No es lo mismo un restaurante en un resort que uno en el centro de una ciudad; un sótano que un rooftop; una antigua nave industrial que un chiringuito en la playa. Las características intrínsecas del local, su ubicación, tamaño, altura de techos, huecos… Marcan significativamente un proyecto. Y aunque algunas se pueden modificar, como la distribución, otras quizás no se puedan cambiar o encuentren su lugar integrándose en el nuevo diseño. Como la piscina de un gimnasio se integra en el Ojalá Pool Bar de Madrid (un proyecto de Triscaideca, en la imagen de portada); un cuartel convertido en restaurante en El Cuartel del Mar; o el restaurante Trinquet, un antiguo trinquet de pilota valenciana. 

3. Crear un diseño original.

Dice Cutu Mazuelos, de Stone Designs, que el interiorismo de un restaurante “debe ser atemporal, sin responder a modas ni tendencias. La idea es aportar la mejor solución a cada proyecto”; ofrecer al cliente un lienzo en blanco para que lo llene de experiencias. Los restaurantes buscan autenticidad huyendo de lo impostado, algo que se consigue aportando alma al espacio a través de materiales nobles como la madera o el hierro, o tradicionales como la cerámica o el ratán; de objetos artesanales que cuentan una historia o sugieren un viaje.

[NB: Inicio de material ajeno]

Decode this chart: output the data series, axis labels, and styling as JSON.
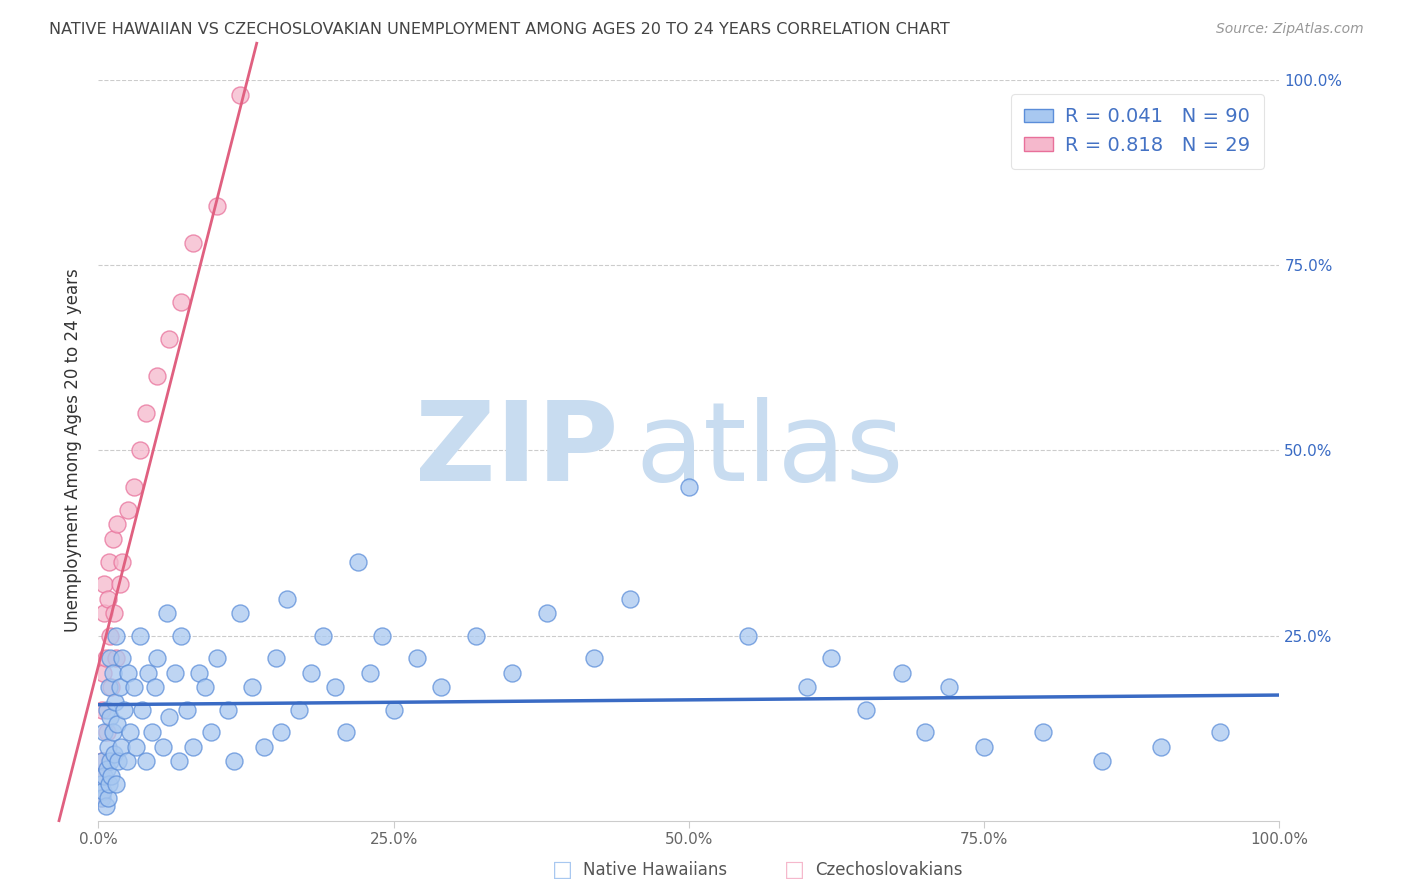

Otro ejemplo de buen diseño de restaurante

4. Cuidar la iluminación.

Es un personaje más en el guión de un buen diseño de interiores y puede definir el éxito o el fracaso de un proyecto. Con la iluminación de restaurantes los interioristas buscan generar sensaciones, calidez y confort; pero al mismo tiempo ésta debe ser suficiente para iluminar los platos. Porque aunque nos encante un ambiente íntimo, a nadie le gusta no ver lo que está comiendo. Alcanzar la combinación equilibrada de luz directa e indirecta es un arte y una de las claves para diseñar un restaurante.

5. Tener en cuenta la acústica.

Lograr una buena acústica en un restaurante es una difícil tarea a la que se enfrentan los interioristas a diario. Evitar que un murmullo generalizado te impida escuchar a la persona que tienes al lado, o que debas elevar la voz en una conversación es un objetivo indispensable para un buen diseño de interiores. 

Hoy en día existen en el mercado multitud de productos para equipar restaurantes, como lámparas acústicas, paneles, revestimientos o suelos con propiedades fonoabsorbentes que pueden hacer que la experiencia del usuario sea lo más relajante y placentera posible.